Column permissions should complement form design. Hiding a field from a form is presentation. Restricting it through a column permission profile is security. If the data can be queried through a portal API path or rendered by a different component, presentation hiding is not enough.
Profile: Customer Case Safe Fields
Table: Case
Blocked columns:
- internal comments
- escalation owner
- fraud review flag
- entitlement override reason
Assigned web roles:
- Customer Portal User
- Partner Support Agent
Review column profiles whenever new fields are added. The common failure mode is not a bad profile on day one; it is a sensitive column added six months later that inherits visibility through an existing page.
The Global scope mistake is easy to miss
Global scope makes every matching row available to the role. Developers often use it during page build because lists load immediately and demos look good. Then a customer signs in and sees another customer case, registration, or invoice. That is not a portal bug. It is a security design failure.
The fix is to model relationships that match the business. If contacts should see their own cases, use Contact scope and make sure the case has the correct customer contact. If account admins should see all cases for their company, use Account scope and define who gets that admin role. If a child table must be visible only through a permitted parent, use parent-scoped permissions.
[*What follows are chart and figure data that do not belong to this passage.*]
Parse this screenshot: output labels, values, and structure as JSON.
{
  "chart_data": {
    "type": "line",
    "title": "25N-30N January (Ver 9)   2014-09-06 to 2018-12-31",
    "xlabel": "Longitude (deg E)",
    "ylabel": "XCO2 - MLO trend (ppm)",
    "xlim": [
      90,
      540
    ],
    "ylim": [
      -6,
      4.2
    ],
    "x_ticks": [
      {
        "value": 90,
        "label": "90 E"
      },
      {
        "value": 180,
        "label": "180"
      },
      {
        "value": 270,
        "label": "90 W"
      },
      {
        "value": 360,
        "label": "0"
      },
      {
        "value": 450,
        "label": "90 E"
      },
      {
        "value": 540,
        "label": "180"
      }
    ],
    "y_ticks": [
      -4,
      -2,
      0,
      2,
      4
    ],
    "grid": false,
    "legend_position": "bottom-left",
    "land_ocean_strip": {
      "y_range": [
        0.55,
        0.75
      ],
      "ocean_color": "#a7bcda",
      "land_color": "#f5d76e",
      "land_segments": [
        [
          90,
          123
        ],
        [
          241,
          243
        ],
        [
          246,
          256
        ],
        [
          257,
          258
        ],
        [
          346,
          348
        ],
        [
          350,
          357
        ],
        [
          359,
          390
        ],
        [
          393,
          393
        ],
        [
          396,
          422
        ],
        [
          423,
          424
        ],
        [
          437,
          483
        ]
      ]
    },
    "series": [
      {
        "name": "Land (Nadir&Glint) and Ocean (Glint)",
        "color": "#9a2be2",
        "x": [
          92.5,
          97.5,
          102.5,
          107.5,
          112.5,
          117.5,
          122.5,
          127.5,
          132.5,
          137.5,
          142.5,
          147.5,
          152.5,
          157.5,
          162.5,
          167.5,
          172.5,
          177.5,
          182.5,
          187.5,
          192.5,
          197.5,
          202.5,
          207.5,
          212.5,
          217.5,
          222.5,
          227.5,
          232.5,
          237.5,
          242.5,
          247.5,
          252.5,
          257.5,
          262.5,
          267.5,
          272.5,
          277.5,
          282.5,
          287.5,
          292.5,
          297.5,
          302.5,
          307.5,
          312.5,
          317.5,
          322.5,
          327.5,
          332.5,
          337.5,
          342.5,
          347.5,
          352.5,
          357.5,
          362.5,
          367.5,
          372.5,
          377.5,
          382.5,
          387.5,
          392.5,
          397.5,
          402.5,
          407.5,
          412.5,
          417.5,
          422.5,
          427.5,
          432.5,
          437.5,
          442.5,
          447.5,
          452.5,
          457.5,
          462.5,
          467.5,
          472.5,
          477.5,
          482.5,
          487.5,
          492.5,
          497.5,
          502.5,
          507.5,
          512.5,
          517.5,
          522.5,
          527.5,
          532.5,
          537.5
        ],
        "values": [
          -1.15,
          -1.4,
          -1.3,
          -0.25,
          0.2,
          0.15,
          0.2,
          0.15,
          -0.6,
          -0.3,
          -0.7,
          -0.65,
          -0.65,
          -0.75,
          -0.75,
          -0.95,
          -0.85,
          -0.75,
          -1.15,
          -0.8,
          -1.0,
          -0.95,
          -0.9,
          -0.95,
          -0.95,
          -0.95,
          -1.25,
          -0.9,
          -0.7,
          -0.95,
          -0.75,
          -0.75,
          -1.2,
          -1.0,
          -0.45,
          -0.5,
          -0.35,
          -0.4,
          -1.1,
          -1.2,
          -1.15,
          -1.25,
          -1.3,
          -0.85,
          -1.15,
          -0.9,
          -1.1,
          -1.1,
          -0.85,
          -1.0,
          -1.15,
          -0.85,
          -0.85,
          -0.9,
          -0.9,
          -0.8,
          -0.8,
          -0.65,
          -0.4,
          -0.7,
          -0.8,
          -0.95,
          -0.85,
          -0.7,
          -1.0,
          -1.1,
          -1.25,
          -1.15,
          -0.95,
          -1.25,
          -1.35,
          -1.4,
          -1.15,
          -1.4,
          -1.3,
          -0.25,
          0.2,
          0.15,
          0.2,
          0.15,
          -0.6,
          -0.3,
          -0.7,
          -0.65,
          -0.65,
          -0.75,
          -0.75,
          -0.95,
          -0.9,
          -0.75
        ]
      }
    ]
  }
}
Treat Global as public within the role, not as a convenient default.
Also watch inherited or copied permissions across sites. A role named Customer Portal User in one site can carry assumptions that are wrong in another. Document the intended audience for each role and permission set.
Testing must use real portal identities
Maker preview is not a security test. Test as anonymous, as a basic authenticated contact, as a customer admin, and as a user from another account. Use records that prove isolation. If every test record belongs to the same account, you have not tested account boundaries.
A useful test set includes two accounts, two contacts per account, cases owned by each contact, cases at the account level, and at least one record that should be invisible to everyone except staff. Then verify lists, forms, search results, direct URLs, and portal API behavior.
$testUsers = @(
"alice.customer@example.com",
"bob.customer@example.com",
"partner.agent@example.com",
"anonymous"
)
$checks = @(
"case list shows only permitted rows",
"direct case URL denies cross-account access",
"internal columns are not returned",
"anonymous user cannot read customer data"
)
Security in Power Pages is configuration, but it deserves the same discipline as code. Model the row scope, bind permissions to roles, protect sensitive columns, and test with identities that can prove separation. If you cannot explain why a portal user can see a Dataverse row, they should not be able to see it.